Potassium is, like sodium , a mineral element. It is mainly found in plants but unlike sodium, rarely in the form of chloride, rather in the form of bicarbonate, citrate or phosphate.
It constitutes, with sodium , the element which plays the most important role in the electrical activity of cells (where it is essentially found):
- it regulates the nervous condition,
- it controls muscle contraction and participates in particular in the functioning of the heart rhythm ,
- it regulates the body's water content.
This is due to the fact that potassium (symbol K) is involved in the same functions as sodium (symbol Na) with a complementary role. The balance between potassium and sodium is fundamental: when one goes up, the other goes down.
Having too much sodium (which is already a problem in itself) is necessarily accompanied by an insufficient level of potassium.
However, a potassium deficit induces many disturbances, as we will explain.
There is a sodium-potassium pump at the level of cell membranes which plays a key role in maintaining the resting potential of nerve, muscle and heart cells.
This pump makes it possible to exchange the sodium ions (Na+), coming from the intracellular medium, with the potassium ions (K+), coming from the extracellular medium, in a precise ratio of 3Na+ for 2 K+.
All living beings (even single-celled beings) have one.
It is at the origin of all energy transformation: for a molecule of sugar or calcium to penetrate into each of the cells of an organism, it needs a companion: a sodium atom. And this sodium pump acts at the level of all our cells (each of them constituting a “mini-factory” which functions independently of all the others).

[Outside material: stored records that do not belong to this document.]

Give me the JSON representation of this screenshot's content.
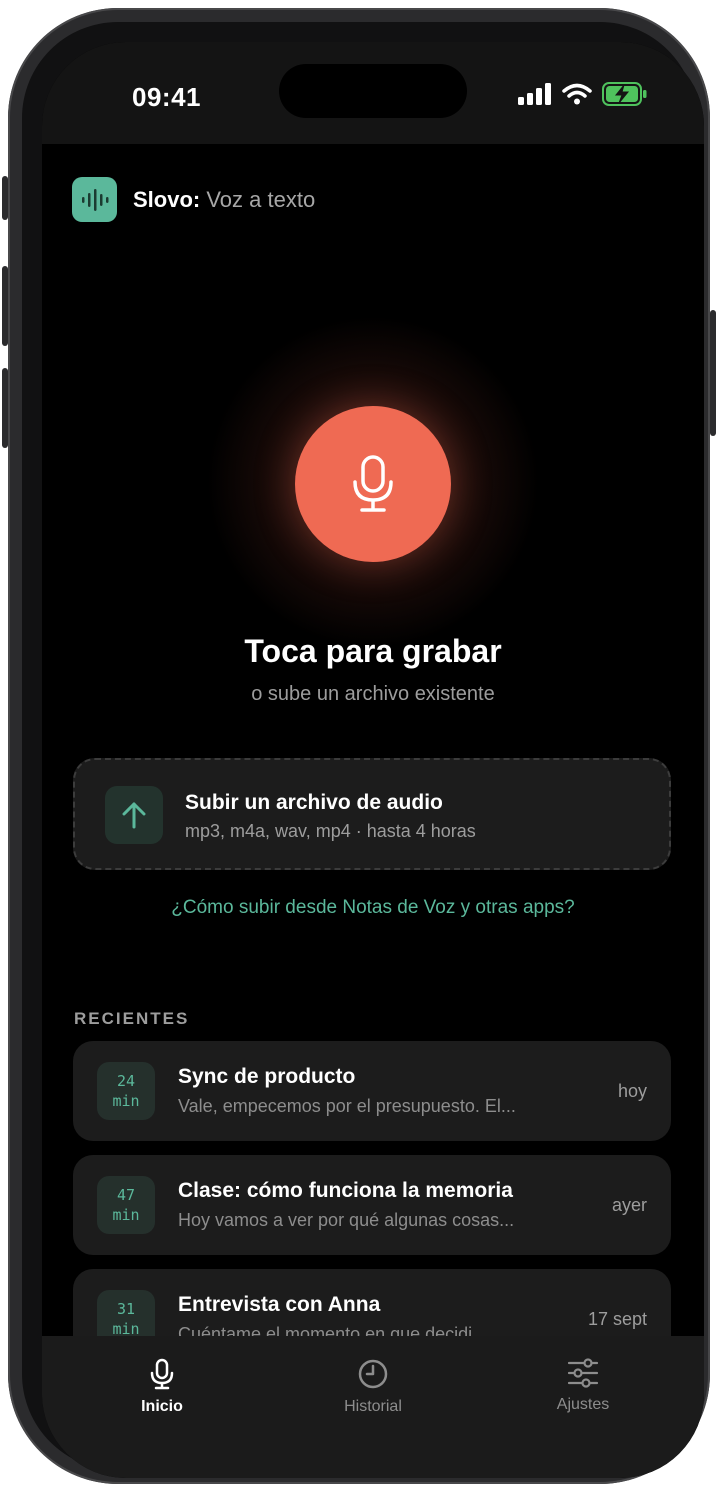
{
  "status_bar": {
    "time": "09:41"
  },
  "header": {
    "app_name": "Slovo",
    "separator": ":",
    "subtitle": " Voz a texto"
  },
  "record": {
    "title": "Toca para grabar",
    "subtitle": "o sube un archivo existente"
  },
  "upload": {
    "title": "Subir un archivo de audio",
    "subtitle": "mp3, m4a, wav, mp4 · hasta 4 horas"
  },
  "help_link": "¿Cómo subir desde Notas de Voz y otras apps?",
  "recents": {
    "label": "RECIENTES",
    "items": [
      {
        "duration": "24",
        "unit": "min",
        "title": "Sync de producto",
        "preview": "Vale, empecemos por el presupuesto. El...",
        "date": "hoy"
      },
      {
        "duration": "47",
        "unit": "min",
        "title": "Clase: cómo funciona la memoria",
        "preview": "Hoy vamos a ver por qué algunas cosas...",
        "date": "ayer"
      },
      {
        "duration": "31",
        "unit": "min",
        "title": "Entrevista con Anna",
        "preview": "Cuéntame el momento en que decidi...",
        "date": "17 sept"
      }
    ]
  },
  "tabs": [
    {
      "label": "Inicio",
      "icon": "mic-icon",
      "active": true
    },
    {
      "label": "Historial",
      "icon": "clock-icon",
      "active": false
    },
    {
      "label": "Ajustes",
      "icon": "sliders-icon",
      "active": false
    }
  ],
  "colors": {
    "accent": "#5bb89b",
    "record": "#ef6a53",
    "background": "#000000",
    "card": "#1c1c1c"
  }
}
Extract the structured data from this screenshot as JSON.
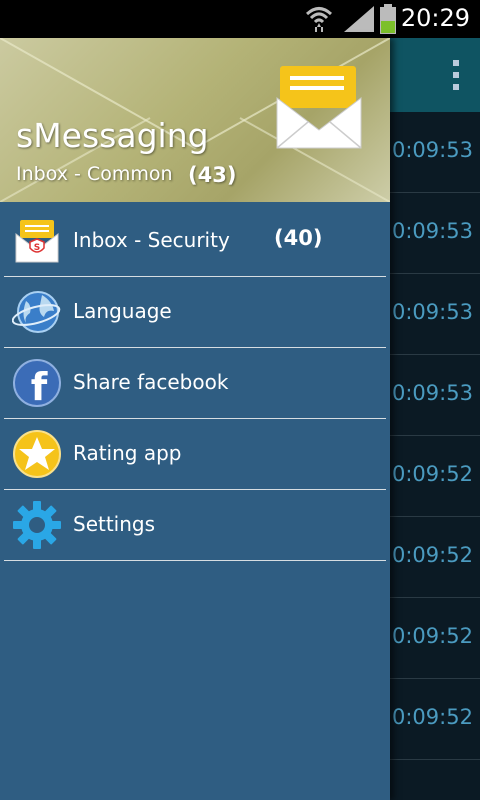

Originally, our diet was low in sodium and high in potassium, in accordance with the needs of our body. Today we consume ten times more salt and four times less potassium than our ancestors and the sodium-potassium ratio is unbalanced.
Potassium and high blood pressure
To survive, our body needs salt because it feeds, as we briefly saw above, the sodium pump providing energy to our body, but a diet too rich in salt promotes water retention. , edema formation and arterial hypertension .
It is the presence of potassium that will allow the elimination of sodium once it has done its job in the cell. If the latter remained swollen with sodium and water, it could no longer function.
Increasing potassium intake lowers blood pressure , apparently both through potassium's ability to increase sodium excretion and through its vasoactive (dilating) effects on blood vessels.
For good regulation of blood pressure , it is therefore necessary to face the following dietary challenge every day: no excess sodium and enough potassium.
Currently, the WHO recommends limiting salt intake (at most 5 grams per day) and increasing potassium intake (at least 3.5 g per day). These recommendations seem unrealistic in view of modern life, but they give a direction to follow.
Be careful though, this rule does not necessarily apply to patients with kidney problems , who have more difficulty eliminating potassium and in whom a high potassium level could induce heart rhythm disorders .
Potassium and kidney failure
The role of the kidneys is to eliminate all the “waste” found in the blood. During kidney failure , the kidney is gradually no longer able to properly eliminate proteins , salt , potassium and phosphorus .
We understood that the role of potassium was essential in the functioning of our body, but the concentration of potassium in the blood plasma (called kalemia ) must remain within a very precise range: a normal level of potassium in the blood in adults is between 3.6 and 5.0 mmol/L.
An accumulation of potassium in the blood, called hyperkalemia , caused by the defect in the renal excretion of potassium, creates a significant risk of arrhythmias and conductive disorders which can lead (in the most serious cases and in the absence of urgent treatment ) to cardio-circulatory arrest.
A potassium deficiency, called hypokalaemia, contributes to hypertonia of the arterioles and their hyperactivity to vasoactive hormones, as well as to sodium retention and calcium loss (a diet rich in potassium would reduce the risk of stroke in postmenopausal women).
It should be noted that a subject on diuretics , permanent laxatives or certain other less common drugs, or an anorexic or bulimic subject, is automatically in a situation of potassium deficiency.
In general, the organism is rather better protected against hyperkalaemia (too much potassium) than against hypokalaemia (not enough potassium), with the exception, however, of the case of the subject with renal insufficiency for whom too much amount of potassium in the blood poses a life-threatening risk.